Скучающее выражение на лице майора сменилось живым интересом.

– Ты уверен? «Вогельзуг»?

– Могу показать удостоверение с фотографией…

– Да ладно… – Жгучее любопытство Петара Велики уступило место тревожному нетерпению. – Дай мне подумать. Сходи в «Старбакс» за кофе.

Лейтенант изумился, засомневался, понял, что это не шутка, и отправился исполнять поручение.

Как только подчиненный удалился, Петар выдернул из кармана телефон.

«Вогельзуг».

Это не может быть совпадением. Он обвел взглядом здания, порт, промышленную зону и с другой стороны, совсем близко, – пристань для яхт. Микс нищеты в чистом виде с квинтэссенцией роскоши.

Неприятности только начинались.

5

10:01

– Можно еще кока-колы, дедуля?

Журден Блан-Мартен кивнул. Он не собирался лишать внуков ни сладкой газировки, ни других вредных вкусностей, особенно в день рождения. Журден сидел на веранде, наблюдал за детьми и пил кофе. В конце концов все вышло удачно.

Стыдно признаться, но он ужасно волновался – и за организацию праздника Адама и Натана, близнецов его сына Жоффрея, чья жена улетела на две недели на Кубу, и за проведение симпозиума «Фронтекса»[13], открывавшегося через три дня во Дворце Конгрессов Марселя. Больше тысячи участников. Сорок три страны. Главы государств, руководители предприятий… Блан-Мартен осознавал, что бурная деятельность, развернутая вокруг мигрантов, перестала его интересовать. Пора передать бразды правления Жоффрею, старшему из трех сыновей, устроиться поудобнее в шезлонге и любоваться закатами над Пор-де-Буком. Наслаждаться кофе, поданным не секретаршей, и слушать смех детей не по громкой связи.

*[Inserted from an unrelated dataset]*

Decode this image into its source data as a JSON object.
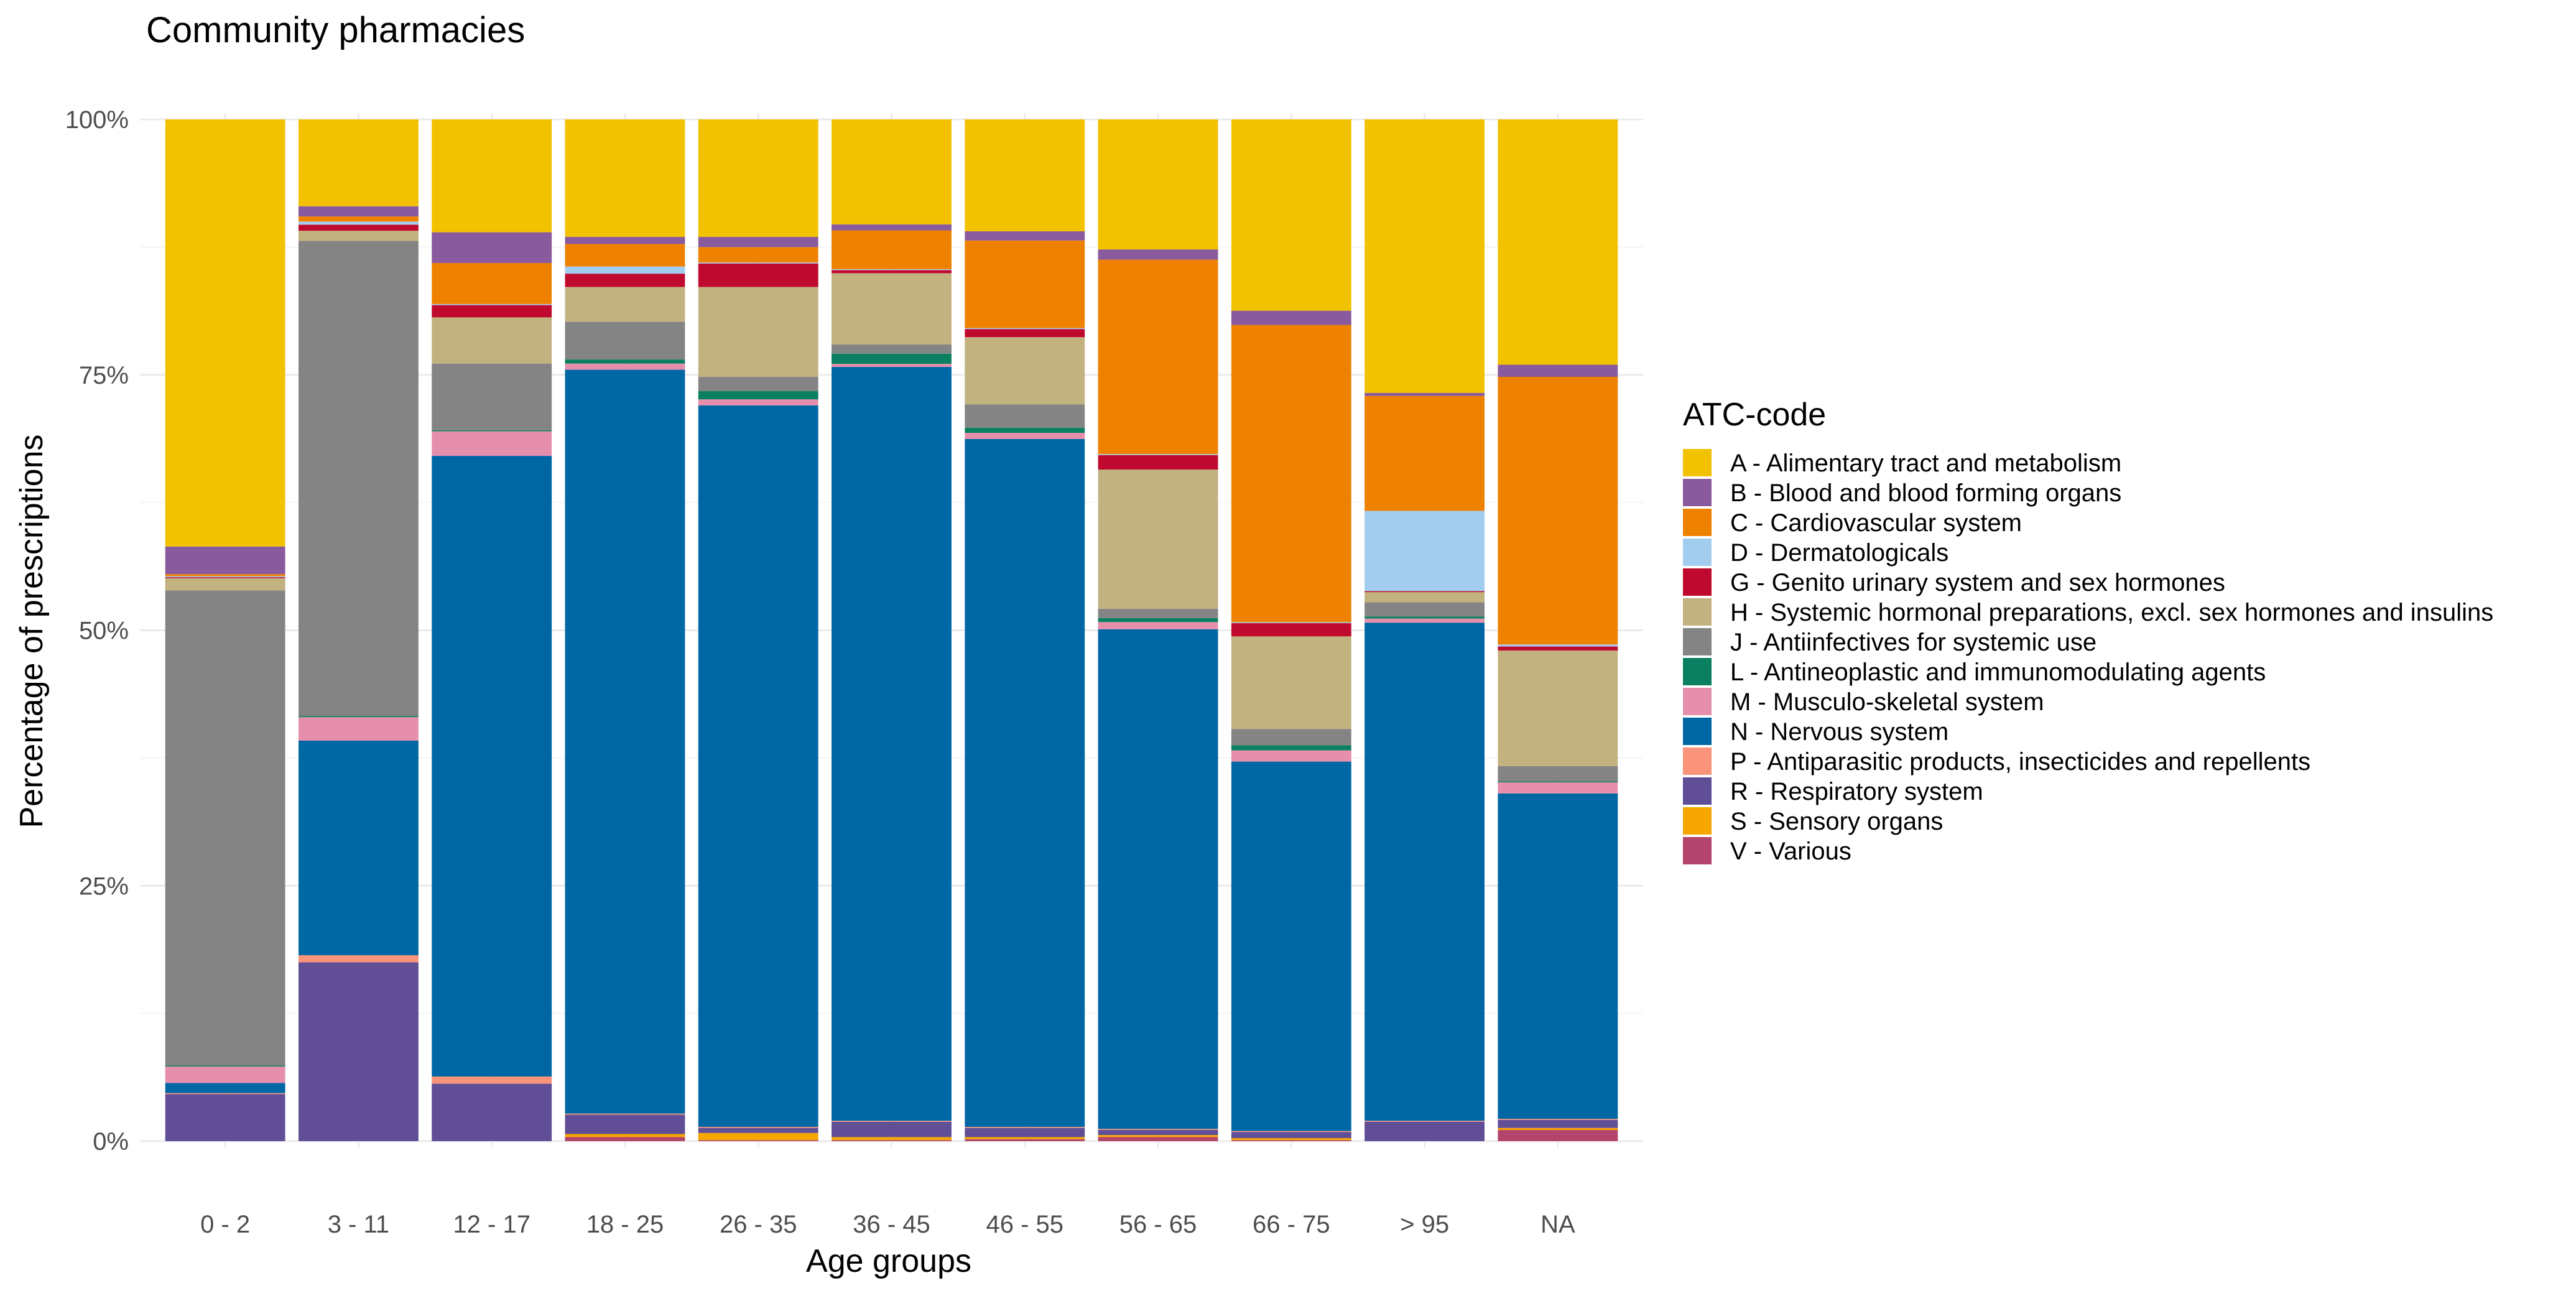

День рождения проходил чудесно, и неудивительно – денег Журден не пожалел. Пять аниматоров развлекали четырнадцать мальчишек. Одноклассников его внуков по школе Монтессори. Их далеко не бедных родителей впечатлила встреча у бассейна на шестом этаже виллы «Ла Лавера» с видом на залив де Фос от Пор-Сен-Луи-дю-Рон до границ Камарга и пляжей у мыса дю Карро. Приходите с пустыми руками, было написано в приглашении, без подарков, возьмите только плавки.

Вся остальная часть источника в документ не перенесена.